Не все было мне ясно и понятно в той системе образования, но главная идея была ясна и усвоена – идея формирования гармонически развитой личности. Постепенно и сама собой в сознание вошла эта простая мысль: образованный и интеллигентный человек немыслим без освоения и овладения системой ценностей, необходимой каждому члену любого цивилизованного общества. Выходит, нельзя обойтись и без идеологии, без тех же лозунгов, пропаганды, собраний, разного рода союзов, объединений. Скажем, без того же комсомола – Коммунистического союза молодежи, членом которого я стал вполне искренне, без принуждения, просто из чувства солидарности с идеями и целями Коммунистической партии.
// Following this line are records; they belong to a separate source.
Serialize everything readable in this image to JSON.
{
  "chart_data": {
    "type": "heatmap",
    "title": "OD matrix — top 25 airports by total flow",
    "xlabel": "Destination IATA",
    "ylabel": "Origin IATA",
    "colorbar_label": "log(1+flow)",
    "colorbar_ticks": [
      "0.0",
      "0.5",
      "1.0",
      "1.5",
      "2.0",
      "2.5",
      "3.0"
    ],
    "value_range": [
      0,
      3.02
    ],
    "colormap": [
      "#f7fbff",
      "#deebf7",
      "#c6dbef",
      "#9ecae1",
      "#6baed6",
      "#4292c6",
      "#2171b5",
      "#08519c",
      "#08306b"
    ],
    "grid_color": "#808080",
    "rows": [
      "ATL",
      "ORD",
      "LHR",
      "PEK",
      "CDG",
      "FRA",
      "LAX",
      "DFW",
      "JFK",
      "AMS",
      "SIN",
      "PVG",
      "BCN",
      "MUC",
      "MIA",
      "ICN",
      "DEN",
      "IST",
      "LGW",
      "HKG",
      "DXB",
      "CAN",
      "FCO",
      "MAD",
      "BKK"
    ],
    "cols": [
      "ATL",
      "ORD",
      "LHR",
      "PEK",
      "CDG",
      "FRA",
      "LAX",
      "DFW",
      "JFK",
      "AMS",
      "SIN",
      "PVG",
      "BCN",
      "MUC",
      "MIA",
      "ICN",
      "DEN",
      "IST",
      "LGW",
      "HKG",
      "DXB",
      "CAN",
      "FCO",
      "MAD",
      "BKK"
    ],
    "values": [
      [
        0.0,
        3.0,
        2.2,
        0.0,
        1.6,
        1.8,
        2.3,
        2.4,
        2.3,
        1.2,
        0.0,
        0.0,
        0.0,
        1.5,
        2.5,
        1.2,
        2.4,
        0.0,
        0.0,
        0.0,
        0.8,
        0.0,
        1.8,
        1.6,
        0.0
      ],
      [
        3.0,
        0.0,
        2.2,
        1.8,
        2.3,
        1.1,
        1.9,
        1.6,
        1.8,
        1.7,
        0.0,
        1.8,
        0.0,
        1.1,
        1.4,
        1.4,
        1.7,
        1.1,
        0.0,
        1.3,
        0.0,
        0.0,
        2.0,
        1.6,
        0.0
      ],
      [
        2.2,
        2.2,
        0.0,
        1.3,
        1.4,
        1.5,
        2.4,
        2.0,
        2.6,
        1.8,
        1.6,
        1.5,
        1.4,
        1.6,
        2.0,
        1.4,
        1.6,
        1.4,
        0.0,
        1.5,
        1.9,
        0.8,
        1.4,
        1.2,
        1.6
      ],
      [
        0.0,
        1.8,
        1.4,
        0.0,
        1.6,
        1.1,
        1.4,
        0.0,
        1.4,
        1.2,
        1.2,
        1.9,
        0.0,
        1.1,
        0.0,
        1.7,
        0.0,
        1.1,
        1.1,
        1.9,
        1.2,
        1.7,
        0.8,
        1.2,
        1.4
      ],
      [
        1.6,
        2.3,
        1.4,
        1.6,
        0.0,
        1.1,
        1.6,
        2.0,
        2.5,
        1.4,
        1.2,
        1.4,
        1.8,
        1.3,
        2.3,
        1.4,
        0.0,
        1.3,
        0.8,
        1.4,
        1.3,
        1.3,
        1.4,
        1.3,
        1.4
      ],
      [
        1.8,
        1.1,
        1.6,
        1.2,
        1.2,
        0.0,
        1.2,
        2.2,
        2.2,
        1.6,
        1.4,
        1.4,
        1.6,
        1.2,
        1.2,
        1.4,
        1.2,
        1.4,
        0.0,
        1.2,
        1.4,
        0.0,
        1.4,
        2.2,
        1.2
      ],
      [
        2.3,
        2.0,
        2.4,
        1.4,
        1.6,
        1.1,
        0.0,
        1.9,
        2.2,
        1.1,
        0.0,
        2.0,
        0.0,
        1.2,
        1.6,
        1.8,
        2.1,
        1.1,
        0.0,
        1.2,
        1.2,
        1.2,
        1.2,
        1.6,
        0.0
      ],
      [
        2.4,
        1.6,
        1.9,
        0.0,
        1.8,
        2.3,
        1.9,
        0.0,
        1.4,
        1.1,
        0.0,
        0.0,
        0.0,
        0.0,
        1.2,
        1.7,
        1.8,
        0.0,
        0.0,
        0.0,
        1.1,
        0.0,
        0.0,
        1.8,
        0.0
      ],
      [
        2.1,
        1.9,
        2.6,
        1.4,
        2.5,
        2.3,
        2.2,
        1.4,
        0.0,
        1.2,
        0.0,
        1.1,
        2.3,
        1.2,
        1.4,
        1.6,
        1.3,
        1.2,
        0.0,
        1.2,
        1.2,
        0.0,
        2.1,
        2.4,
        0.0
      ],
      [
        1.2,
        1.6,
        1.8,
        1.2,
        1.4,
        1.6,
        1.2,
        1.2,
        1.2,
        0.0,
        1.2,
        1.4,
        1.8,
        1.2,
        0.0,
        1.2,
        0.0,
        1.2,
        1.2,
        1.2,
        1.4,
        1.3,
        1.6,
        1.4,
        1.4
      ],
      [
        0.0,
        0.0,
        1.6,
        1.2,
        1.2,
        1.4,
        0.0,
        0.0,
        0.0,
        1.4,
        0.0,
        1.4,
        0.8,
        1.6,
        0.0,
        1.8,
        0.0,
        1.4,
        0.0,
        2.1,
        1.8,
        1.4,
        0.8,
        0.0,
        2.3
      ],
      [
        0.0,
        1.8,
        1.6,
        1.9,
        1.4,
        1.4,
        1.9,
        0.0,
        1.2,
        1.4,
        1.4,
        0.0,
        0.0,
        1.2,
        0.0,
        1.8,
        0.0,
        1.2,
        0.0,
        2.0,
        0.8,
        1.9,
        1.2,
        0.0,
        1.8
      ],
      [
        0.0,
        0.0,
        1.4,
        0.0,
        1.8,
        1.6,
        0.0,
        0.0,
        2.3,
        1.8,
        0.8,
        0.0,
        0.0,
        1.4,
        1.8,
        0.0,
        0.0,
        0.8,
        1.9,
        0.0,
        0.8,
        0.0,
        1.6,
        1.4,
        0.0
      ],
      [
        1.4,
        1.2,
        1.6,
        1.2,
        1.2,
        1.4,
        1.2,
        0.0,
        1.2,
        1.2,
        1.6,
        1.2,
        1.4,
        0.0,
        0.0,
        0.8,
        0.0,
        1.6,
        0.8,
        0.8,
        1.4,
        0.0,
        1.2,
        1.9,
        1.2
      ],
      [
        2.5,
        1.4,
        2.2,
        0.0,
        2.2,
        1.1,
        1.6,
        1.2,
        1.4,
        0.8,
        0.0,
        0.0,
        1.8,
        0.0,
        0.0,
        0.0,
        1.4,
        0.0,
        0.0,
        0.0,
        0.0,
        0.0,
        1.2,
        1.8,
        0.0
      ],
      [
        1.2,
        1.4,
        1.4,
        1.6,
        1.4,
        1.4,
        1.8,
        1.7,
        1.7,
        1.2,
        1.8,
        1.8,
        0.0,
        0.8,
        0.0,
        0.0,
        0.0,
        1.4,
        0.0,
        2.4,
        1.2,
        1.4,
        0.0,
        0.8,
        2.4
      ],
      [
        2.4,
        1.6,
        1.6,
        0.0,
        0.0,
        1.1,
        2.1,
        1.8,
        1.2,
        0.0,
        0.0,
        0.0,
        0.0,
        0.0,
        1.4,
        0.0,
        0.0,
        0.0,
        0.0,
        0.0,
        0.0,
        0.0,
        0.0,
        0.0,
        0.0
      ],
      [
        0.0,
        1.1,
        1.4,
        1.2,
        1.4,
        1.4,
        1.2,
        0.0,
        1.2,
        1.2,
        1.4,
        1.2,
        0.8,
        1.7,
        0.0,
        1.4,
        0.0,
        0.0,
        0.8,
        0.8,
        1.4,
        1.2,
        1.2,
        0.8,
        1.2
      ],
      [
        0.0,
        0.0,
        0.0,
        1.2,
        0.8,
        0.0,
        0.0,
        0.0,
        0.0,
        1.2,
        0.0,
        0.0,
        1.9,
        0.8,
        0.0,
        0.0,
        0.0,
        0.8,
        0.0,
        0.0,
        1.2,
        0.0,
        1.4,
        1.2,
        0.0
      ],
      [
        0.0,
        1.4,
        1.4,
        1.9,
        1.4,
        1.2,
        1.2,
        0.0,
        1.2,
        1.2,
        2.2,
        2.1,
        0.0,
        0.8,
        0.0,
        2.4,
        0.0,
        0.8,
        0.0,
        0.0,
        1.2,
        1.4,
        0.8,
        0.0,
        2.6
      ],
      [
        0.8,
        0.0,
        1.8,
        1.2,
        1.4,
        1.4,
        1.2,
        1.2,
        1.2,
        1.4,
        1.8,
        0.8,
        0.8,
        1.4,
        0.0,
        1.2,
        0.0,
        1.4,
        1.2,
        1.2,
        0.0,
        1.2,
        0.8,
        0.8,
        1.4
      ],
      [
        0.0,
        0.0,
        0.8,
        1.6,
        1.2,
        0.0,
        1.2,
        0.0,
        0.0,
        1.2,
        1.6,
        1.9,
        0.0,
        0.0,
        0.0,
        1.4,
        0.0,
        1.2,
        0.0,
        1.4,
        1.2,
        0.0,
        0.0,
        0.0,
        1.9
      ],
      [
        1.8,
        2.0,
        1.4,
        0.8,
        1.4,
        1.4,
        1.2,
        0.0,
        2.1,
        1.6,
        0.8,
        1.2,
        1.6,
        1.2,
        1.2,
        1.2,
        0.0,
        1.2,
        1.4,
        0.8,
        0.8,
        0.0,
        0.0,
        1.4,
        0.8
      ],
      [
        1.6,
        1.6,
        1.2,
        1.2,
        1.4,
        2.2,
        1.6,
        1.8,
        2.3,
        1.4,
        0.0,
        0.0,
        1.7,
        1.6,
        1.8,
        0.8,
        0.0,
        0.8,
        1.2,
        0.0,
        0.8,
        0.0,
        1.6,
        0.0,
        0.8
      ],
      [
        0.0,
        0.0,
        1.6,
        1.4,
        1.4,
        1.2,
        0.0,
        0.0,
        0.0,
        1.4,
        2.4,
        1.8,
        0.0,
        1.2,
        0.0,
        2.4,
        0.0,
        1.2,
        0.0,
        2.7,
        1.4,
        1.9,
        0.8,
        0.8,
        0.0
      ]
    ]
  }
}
Не помню уже саму процедуру приема в комсомол, и давал ли я какую-нибудь клятву верности – тоже не помню. Но помню ощущение органичности всего того, что со мною тогда происходило, хотя внешне выглядело всё просто, по-деловому, почти как недавняя выдача студенческого билета. Зато хорошо помню, как был ошарашен тем, что меня вдруг избрали комсоргом нашего курса, и я был не готов к этому неожиданному событию. Вот тут я и «согрешил», вполне сознательно, по-крупному, не чувствуя за собой никакой вины. В отличие от поэта – «букероносца», изменившего фамилию родителей на русскую, я сменил имя «Валентин» на «Олега», что и зафиксировал комсомольский билет, выданный мне (кстати, по сей день хранимый мною). Изменил имя не потому, что оно «женское» (мама назвала меня так в честь своей младшей сестры, моей тети, которую я очень любил), а потому, что во время войны влюбился в вожака «Молодой гвардии», героя из Краснодона – Олега Кошевого, расстрелянного гитлеровцами. С этого момента я вполне официально стал Олегом, и так было до самого переезда в Москву (1960), когда мне исполнилось тридцать лет, и я стал Валентином Ивановичем, как было записано в паспорте и партийном билете. Об этом знали в партийной организации (в партию я вступил в возрасте 22 лет), и ни разу никого моё «двойное имя» не смутило и не возмутило.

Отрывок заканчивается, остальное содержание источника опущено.